Can I CPR My Property, it Has x Amount of Square Feet and is Zoned x?

Most of the people who ask this question are usually asking about how many residential buildings can be built on the property. However, the CPR (Condominium Property Regime) law does not regulate the density or zoning matters. Each county’s building, planning, and zoning ordinances or codes provide for the regulation of these matters. The county officials are thus the appropriate people to address these matters. However, when the inquiry is made, the inquiry should not be asked, “Can I CPR this property?” The answer you would more than likely receive if you phrase the question in that way, would more than likely be, “Call the Real Estate Commission about this.” Instead, the inquiry might be phrased, “I have a property with x amount of square feet and zoned x, how many structures can I have on this property and are there any restrictions or conditions?” You may also provide the county official with the TMK number of the property; they could then determine how many dwellings or structures are legally allowed on the property.

Please review the Real Estate Branch’s condominium development brochure, “So You Want To Go Condo” for more information.

CPR is a form of ownership of real property. A CPR is created whenever the owner(s) including all of the lessees of a property execute and file the declaration, bylaws, condominium map (including floor plans) and master deed or lease with the Bureau of Conveyance or Land Court.

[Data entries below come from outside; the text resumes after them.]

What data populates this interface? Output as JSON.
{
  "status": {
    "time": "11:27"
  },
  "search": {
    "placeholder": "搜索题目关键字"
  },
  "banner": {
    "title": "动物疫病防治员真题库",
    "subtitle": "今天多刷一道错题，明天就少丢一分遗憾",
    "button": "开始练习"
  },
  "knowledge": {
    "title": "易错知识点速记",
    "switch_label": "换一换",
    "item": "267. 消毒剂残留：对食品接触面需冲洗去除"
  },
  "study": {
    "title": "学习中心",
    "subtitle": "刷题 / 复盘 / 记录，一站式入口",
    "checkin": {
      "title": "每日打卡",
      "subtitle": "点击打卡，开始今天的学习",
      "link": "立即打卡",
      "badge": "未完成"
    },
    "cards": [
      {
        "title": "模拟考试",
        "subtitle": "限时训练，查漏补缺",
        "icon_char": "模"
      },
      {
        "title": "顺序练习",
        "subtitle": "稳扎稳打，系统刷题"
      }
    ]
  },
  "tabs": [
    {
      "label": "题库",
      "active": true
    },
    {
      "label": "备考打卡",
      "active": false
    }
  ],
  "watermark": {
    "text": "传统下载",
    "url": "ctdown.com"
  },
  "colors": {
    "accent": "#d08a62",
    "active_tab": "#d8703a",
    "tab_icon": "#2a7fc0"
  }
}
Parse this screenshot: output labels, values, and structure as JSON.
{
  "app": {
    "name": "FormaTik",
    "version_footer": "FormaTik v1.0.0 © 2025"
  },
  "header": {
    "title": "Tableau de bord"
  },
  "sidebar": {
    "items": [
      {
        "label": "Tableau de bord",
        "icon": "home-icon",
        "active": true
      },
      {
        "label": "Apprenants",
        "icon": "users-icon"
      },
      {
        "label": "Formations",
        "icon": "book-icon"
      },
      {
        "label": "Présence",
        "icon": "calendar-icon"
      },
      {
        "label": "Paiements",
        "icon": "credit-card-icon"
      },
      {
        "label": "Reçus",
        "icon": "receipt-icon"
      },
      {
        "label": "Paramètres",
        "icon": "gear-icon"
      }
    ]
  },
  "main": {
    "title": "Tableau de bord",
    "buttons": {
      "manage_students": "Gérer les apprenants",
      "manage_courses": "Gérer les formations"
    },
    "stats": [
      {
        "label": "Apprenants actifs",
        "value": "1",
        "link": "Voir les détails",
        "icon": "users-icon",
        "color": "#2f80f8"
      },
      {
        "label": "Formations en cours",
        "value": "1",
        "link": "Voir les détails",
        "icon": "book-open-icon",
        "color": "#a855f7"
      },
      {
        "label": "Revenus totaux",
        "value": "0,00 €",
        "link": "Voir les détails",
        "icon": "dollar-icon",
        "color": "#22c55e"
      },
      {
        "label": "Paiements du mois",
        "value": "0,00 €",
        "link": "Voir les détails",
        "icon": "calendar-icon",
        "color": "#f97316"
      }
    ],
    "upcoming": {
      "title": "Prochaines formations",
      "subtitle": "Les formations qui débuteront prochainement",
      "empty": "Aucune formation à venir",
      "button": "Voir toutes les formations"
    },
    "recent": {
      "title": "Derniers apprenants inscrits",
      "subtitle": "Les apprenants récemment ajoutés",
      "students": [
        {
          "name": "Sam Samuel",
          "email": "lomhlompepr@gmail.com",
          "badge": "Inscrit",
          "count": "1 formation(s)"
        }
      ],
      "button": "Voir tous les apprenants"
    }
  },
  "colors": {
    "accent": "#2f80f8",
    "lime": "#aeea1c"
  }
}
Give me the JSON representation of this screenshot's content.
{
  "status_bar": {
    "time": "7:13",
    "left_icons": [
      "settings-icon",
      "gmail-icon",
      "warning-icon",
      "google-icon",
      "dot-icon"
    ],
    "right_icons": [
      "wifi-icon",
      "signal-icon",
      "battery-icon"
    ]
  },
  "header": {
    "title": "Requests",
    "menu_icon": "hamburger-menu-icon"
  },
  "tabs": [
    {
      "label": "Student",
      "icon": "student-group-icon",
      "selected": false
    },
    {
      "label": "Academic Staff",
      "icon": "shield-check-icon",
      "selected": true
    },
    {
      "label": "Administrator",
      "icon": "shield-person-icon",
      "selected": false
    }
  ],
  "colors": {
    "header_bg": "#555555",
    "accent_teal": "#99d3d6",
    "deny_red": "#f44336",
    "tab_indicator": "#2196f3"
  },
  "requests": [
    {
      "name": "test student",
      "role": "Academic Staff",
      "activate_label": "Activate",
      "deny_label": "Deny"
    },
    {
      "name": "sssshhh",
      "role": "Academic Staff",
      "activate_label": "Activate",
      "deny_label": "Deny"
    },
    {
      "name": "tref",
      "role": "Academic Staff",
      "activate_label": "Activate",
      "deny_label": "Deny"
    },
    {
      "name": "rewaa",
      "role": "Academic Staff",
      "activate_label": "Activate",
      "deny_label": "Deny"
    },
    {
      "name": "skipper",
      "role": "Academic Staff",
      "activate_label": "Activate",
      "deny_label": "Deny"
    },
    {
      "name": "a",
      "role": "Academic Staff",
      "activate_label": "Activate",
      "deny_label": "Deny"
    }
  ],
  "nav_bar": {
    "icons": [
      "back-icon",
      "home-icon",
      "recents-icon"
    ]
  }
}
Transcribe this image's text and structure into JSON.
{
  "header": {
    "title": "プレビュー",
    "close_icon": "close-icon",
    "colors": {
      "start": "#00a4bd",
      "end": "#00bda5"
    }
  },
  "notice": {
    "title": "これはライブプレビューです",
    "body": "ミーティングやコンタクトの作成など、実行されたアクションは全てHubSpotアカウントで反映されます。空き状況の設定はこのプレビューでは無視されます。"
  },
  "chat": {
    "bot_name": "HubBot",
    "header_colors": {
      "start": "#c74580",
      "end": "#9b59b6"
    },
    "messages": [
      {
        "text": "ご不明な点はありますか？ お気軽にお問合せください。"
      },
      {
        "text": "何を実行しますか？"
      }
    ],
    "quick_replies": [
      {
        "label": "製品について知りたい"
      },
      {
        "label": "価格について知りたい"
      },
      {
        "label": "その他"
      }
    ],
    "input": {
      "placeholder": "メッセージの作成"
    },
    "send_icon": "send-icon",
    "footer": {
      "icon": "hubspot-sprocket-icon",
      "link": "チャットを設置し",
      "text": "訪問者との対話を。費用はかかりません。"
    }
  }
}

The Commission and the Real Estate Branch do not approve or disapprove CPRs, however prior to offering any units for sale in a CPR, the developer is required to register the condominium project with the Commission and cause issuance of an effective date for the initial developer’s public report. The developer’s public report is a material fact disclosure statement to prospective purchasers. The Commission, through the Staff and retained consultants review the proposed developer’s public report and supporting documentation submitted by the developer and makes an educated assessment as to whether the developer’s public report adequately discloses all material facts about the project. The Commission is required to issue an effective date when all requirements are satisfied and the developer’s public report adequately discloses all material facts. Upon issuance of an effective date for a public report, units in a condominium project may be sold. For more information on the process, please read the submission and procedure memos and the Resources for Condominium Developers section of the website. The required forms, checklists, and general information are located on the forms page of this website.